Can N.J. Get Real About Race To The Top?

Thomas Carroll, President of the Foundation for Education Reform & Accountability, has a piece in the New York Post on why New York State will have a better shot at Race To The Top funds if they accept Mike Bloomberg’s seven recommendations to state legislators. These include ending the cap on charter schools and providing funding for charter facilities; repealing N.Y.’s firewall that bars linking student performance to teacher evaluations; offering more pay for hard-to-fill positions like science, math, and special education; ending the “first in, last out” rule that forces principals to lay off teachers based on seniority rather than merit; closing the lowest 10% of schools based on student performance; limiting payments to displaced teachers; and ratifying the Common Core Standards immediately.

If Bloomberg is right and this is the formula for receiving Race To The Top funds, how does N.J. stack up? Not so well. To have a fighting chance, Christie and the Legislature are going to have to act quickly. To wit: we have an even lower cap on charter schools than N.Y. (135 to N.Y.’s 200) and we offer no funding for facilities. N.J. doesn’t have a firewall separating student performance from teacher evaluations (anyone with more info, please chime in), but in most cases contractual bargaining agreements bar such links, and NJEA looks dimly on any such efforts. We do not offer more pay for harder-to-fill positions and seniority in hiring decisions rules supreme. Our fragmented school infrastructure makes a convenient argument against closing failing schools, but doesn’t do us any favors with RTTT criteria.

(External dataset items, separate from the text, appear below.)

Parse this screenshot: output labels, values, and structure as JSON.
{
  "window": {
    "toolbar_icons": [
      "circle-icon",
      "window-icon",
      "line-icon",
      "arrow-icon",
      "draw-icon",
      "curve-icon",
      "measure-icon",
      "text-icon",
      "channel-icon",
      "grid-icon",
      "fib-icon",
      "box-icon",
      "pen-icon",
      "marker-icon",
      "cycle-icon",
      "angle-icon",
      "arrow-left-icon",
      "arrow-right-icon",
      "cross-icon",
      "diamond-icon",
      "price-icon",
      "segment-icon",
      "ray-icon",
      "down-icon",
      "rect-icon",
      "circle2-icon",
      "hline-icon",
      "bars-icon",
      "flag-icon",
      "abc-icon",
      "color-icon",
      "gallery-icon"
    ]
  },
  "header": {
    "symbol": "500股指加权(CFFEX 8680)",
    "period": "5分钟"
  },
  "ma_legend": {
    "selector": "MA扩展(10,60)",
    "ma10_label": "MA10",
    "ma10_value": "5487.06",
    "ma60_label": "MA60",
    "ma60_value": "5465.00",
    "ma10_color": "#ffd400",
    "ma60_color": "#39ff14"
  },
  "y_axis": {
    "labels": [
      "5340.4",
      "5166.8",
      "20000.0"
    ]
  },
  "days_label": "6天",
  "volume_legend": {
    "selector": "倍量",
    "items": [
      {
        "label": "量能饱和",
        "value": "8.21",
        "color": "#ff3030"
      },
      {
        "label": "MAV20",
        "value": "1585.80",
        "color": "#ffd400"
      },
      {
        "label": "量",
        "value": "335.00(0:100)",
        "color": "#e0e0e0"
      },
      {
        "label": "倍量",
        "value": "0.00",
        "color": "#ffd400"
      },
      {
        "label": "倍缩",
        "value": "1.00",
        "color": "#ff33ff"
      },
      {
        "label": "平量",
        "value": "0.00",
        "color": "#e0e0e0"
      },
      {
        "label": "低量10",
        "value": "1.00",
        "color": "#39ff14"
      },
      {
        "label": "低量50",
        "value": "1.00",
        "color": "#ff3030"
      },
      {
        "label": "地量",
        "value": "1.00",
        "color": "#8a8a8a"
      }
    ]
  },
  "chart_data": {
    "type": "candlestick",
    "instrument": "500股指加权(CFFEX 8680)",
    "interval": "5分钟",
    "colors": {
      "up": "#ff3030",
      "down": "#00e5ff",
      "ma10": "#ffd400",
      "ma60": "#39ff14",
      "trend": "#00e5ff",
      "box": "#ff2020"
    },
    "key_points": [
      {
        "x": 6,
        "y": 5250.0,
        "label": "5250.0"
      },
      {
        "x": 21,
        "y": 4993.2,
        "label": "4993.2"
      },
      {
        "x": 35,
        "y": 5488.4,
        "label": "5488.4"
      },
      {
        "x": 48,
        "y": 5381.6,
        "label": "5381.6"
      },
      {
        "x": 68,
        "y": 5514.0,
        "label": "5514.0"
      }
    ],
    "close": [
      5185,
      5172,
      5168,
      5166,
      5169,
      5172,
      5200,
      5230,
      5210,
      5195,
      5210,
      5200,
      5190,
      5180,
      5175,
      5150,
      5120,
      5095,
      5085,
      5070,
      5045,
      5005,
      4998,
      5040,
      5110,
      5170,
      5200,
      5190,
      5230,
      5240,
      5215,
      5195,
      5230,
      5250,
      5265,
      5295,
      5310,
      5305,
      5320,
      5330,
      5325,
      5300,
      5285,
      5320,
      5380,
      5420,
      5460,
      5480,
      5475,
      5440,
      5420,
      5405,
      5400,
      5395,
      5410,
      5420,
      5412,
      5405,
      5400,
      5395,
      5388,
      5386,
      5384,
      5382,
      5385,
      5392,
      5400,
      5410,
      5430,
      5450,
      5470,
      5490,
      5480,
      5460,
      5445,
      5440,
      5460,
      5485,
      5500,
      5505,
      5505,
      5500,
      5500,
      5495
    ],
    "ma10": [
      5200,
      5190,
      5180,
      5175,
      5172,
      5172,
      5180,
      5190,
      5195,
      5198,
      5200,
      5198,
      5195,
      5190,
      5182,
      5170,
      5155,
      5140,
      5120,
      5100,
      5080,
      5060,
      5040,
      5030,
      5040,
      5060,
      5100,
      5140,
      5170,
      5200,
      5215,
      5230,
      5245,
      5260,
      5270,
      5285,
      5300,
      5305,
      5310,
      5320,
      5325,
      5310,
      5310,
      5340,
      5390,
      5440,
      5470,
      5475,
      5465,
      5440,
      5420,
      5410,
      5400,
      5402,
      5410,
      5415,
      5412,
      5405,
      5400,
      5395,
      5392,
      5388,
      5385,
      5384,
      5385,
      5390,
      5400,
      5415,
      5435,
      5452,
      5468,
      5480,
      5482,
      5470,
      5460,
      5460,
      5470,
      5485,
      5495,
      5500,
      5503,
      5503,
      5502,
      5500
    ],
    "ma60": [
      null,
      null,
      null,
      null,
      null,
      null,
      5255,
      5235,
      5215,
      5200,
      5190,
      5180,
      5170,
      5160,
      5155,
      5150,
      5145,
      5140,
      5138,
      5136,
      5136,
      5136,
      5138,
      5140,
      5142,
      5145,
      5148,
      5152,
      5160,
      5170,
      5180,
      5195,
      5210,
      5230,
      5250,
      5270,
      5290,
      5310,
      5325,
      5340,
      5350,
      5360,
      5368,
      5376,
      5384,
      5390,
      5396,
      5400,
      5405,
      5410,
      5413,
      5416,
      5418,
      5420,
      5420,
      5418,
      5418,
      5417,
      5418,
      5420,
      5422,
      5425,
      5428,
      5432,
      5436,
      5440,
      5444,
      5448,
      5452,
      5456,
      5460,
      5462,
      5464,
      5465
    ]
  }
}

How can we improve our chances? The Legislature needs to start by amending the Charter School Program Act, first signed by Gov. Whitman in 1996, by eliminating the cap. What’s the difference? Thirteen years after the legislation we have a grand total of 68 charters -- we’re not even half-way to the cap. Throw in the facilities aid also – fair is fair. Christie needs to appoint, as he promised he would, a Commissioner of Education who is an avowed charter advocate willing to take on the NJEA leadership’s animosity towards school choice and merit pay. Such an appointment would show the Feds that the Christie administration is serious about education reform. Finally, take our embryonic Interdistrict Public School Choice Program and make it real. Let kids cross district lines to escape chronically failing schools so that they have a chance at a decent education. According to the School Funding Reform Act, the money follows the kid, so what’s the difference if a higher-achieving district has the space? In the short term it will leverage our chances for RTTT cash. In the long term we start improving our inequitable and segregated education system. It’s a win-win.